Reviewed by classicsoncall 8 / 10 / 10

"I swore I was done with killing. She just wasn't done with me."

This Western gets short shrift by it's rating here on IMDb but I thought it was a pretty good one. The theme of course, has been done time and time again, but the principal characters and cinematography help it rise above it's B movie origins. I like the idea of real life fathers and sons portraying characters with the same relationship, so Donald Sutherland and son Kiefer made the story work here, of a long waylaid Civil War soldier returning to his home town only to be rebuffed by a preacher father who detests his son's reputation as a gunfighter. What would have made the story distressing to me is if John Henry Clayton (Kiefer Sutherland) had reunited with his former fiancé, Mary Alice Watson (Demi Moore). That would have made the story more than intentionally clichéd, so I found it appealing that John Henry's ride into the sunset was done as a loner.

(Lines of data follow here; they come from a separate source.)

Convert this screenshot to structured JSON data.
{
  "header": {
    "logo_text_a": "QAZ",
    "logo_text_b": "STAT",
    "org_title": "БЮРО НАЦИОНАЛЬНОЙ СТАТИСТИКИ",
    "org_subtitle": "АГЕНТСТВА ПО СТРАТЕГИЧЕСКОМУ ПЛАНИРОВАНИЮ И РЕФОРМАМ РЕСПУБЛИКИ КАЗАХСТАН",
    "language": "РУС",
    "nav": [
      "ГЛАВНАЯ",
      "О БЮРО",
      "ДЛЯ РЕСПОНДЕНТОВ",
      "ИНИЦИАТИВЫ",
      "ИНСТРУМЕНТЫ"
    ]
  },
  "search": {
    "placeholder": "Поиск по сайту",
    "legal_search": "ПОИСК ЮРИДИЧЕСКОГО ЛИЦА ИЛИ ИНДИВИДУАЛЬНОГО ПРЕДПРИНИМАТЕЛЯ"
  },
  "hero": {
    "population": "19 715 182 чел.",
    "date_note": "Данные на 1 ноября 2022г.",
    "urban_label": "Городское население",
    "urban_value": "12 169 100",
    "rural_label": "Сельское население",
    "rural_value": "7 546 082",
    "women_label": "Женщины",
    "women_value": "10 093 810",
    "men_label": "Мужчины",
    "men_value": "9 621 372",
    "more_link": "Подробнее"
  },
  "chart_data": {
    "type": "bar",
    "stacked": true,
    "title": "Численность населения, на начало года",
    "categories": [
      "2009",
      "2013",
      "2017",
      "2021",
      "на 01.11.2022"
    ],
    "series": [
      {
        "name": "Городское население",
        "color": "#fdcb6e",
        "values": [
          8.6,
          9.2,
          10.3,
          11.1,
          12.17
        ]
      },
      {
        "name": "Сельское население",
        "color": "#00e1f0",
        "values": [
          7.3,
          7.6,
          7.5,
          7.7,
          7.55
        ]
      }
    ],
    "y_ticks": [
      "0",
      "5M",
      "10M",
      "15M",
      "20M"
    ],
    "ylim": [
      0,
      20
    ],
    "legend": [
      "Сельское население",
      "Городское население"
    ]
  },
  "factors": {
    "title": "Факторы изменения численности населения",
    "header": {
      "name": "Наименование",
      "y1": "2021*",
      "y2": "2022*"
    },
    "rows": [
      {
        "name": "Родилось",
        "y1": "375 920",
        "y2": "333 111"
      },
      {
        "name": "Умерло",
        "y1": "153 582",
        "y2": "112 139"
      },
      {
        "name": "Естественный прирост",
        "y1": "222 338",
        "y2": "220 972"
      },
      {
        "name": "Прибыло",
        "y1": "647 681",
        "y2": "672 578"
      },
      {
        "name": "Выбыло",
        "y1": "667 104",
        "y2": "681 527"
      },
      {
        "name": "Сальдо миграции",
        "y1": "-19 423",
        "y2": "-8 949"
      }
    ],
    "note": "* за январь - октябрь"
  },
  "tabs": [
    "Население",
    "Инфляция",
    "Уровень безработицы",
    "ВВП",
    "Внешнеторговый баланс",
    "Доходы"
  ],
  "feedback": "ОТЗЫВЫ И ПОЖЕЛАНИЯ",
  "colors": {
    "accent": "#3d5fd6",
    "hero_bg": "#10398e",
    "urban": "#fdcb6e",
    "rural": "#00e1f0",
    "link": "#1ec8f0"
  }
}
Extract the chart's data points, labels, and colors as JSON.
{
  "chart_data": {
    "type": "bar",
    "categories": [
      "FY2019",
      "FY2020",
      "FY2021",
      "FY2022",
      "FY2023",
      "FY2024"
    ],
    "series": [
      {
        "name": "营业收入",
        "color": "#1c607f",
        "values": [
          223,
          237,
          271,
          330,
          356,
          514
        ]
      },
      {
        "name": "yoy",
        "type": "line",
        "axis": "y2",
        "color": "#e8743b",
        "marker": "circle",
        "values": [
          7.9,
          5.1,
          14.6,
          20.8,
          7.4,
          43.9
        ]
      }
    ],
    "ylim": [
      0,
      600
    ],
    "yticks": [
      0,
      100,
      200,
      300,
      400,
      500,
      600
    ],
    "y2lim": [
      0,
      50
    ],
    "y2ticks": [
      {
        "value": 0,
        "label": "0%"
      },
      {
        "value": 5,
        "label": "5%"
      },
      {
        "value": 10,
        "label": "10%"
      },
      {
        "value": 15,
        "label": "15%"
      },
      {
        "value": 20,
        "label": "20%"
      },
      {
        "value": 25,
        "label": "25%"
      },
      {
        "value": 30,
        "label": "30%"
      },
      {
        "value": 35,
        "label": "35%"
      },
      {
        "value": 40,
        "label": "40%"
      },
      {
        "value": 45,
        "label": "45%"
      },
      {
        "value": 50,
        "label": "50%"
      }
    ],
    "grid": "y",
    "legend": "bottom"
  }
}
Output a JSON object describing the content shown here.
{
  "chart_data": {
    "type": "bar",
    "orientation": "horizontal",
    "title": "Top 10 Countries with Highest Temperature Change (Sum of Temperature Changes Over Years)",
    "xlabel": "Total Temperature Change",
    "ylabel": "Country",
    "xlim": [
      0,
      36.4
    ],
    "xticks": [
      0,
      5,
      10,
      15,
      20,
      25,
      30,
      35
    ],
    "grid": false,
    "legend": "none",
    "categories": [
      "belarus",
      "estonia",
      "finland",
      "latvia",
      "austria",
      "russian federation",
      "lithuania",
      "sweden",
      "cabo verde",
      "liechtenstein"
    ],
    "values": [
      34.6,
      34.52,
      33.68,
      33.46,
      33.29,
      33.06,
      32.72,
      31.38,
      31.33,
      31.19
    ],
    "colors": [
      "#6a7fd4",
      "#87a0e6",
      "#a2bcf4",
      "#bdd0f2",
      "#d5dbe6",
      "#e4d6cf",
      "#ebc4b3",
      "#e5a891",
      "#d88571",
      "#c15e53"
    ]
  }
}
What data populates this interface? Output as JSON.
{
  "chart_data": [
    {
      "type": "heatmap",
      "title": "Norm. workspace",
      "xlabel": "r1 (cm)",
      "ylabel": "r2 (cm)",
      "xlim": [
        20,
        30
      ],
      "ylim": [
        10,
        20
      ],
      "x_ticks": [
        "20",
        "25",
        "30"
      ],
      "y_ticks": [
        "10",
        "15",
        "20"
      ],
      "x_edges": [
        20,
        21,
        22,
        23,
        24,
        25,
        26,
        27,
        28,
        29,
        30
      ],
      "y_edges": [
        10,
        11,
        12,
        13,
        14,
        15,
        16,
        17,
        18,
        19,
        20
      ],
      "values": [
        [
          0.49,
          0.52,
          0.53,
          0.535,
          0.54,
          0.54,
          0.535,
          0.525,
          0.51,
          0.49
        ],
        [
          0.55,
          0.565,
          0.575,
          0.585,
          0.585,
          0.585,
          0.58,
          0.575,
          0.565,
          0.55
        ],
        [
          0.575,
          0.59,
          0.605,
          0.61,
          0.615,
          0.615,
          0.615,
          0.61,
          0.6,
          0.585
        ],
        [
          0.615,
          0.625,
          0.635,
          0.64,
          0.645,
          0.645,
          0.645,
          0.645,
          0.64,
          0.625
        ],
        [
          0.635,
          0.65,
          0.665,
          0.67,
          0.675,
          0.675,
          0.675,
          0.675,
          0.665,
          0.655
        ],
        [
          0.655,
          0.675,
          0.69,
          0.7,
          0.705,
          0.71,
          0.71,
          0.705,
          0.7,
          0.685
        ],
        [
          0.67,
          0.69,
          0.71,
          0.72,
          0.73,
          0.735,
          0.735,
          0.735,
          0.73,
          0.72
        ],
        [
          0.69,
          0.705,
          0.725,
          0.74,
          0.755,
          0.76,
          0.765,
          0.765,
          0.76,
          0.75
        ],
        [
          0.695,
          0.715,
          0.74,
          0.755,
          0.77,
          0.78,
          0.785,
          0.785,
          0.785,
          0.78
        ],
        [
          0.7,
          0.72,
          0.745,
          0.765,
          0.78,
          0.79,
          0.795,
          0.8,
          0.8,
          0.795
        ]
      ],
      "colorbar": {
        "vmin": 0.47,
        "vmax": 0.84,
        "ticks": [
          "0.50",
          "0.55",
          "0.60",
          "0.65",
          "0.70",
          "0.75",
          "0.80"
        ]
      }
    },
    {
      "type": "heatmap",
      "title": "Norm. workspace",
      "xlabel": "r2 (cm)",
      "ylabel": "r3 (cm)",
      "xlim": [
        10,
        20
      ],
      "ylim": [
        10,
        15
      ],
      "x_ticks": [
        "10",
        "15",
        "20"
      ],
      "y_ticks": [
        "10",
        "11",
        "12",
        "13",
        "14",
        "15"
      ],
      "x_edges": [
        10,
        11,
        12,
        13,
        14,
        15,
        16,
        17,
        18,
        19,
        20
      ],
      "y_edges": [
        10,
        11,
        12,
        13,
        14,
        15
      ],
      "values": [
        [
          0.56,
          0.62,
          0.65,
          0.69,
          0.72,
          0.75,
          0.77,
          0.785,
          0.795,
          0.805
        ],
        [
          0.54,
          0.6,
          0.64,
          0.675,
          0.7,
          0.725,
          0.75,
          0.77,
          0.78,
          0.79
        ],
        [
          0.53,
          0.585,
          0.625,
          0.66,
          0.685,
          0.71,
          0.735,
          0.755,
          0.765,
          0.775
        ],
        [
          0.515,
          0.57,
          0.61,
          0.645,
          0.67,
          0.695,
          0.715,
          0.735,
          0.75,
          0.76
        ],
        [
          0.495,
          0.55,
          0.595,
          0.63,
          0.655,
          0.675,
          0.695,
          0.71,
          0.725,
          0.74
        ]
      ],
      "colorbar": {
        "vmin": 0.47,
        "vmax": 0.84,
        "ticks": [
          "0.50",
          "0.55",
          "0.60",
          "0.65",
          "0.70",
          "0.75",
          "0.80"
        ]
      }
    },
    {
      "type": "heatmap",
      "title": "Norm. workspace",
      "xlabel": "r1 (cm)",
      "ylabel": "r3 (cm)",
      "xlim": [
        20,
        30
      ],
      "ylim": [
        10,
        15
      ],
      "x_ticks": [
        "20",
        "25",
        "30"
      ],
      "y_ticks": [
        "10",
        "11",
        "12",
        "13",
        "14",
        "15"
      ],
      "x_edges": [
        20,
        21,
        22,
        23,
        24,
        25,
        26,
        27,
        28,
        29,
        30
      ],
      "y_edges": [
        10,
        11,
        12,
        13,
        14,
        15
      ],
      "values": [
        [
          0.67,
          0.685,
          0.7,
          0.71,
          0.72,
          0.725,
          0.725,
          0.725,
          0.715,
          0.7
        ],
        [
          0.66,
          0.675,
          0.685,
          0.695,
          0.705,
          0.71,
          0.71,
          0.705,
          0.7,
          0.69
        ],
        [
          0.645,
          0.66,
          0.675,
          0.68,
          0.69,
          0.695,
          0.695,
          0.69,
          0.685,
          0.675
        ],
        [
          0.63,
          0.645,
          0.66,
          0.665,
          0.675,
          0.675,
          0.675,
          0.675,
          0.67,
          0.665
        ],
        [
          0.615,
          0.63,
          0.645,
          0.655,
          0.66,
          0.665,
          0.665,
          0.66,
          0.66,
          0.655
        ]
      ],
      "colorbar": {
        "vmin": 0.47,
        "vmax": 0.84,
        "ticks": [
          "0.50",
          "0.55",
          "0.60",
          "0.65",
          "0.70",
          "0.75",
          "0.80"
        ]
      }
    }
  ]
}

The most interesting character here for me was Gentleman Dave Turner (Michael Wincott), hired gun of town boss James McCurdy (Brian Cox), who's conversations with John Henry hinted at mutual respect even while foreshadowing a presumed, eventual showdown. If there's ever another 'Gunfight at the O.K. Corral' remake, I think Wincott could make a quintessential Doc Holliday, he had just the right looks and temperament for the infamous gunman. I got a kick out of that scene when John Henry arrived at Mr. Parsons' (Dave Trimble) general store inquiring about the LeMat he had on display for sale. Eventually realizing that Clayton only needed it for the remainder of the day, his offer of a good price on the firearm turned into "Or you can borrow it". I thought that was classic.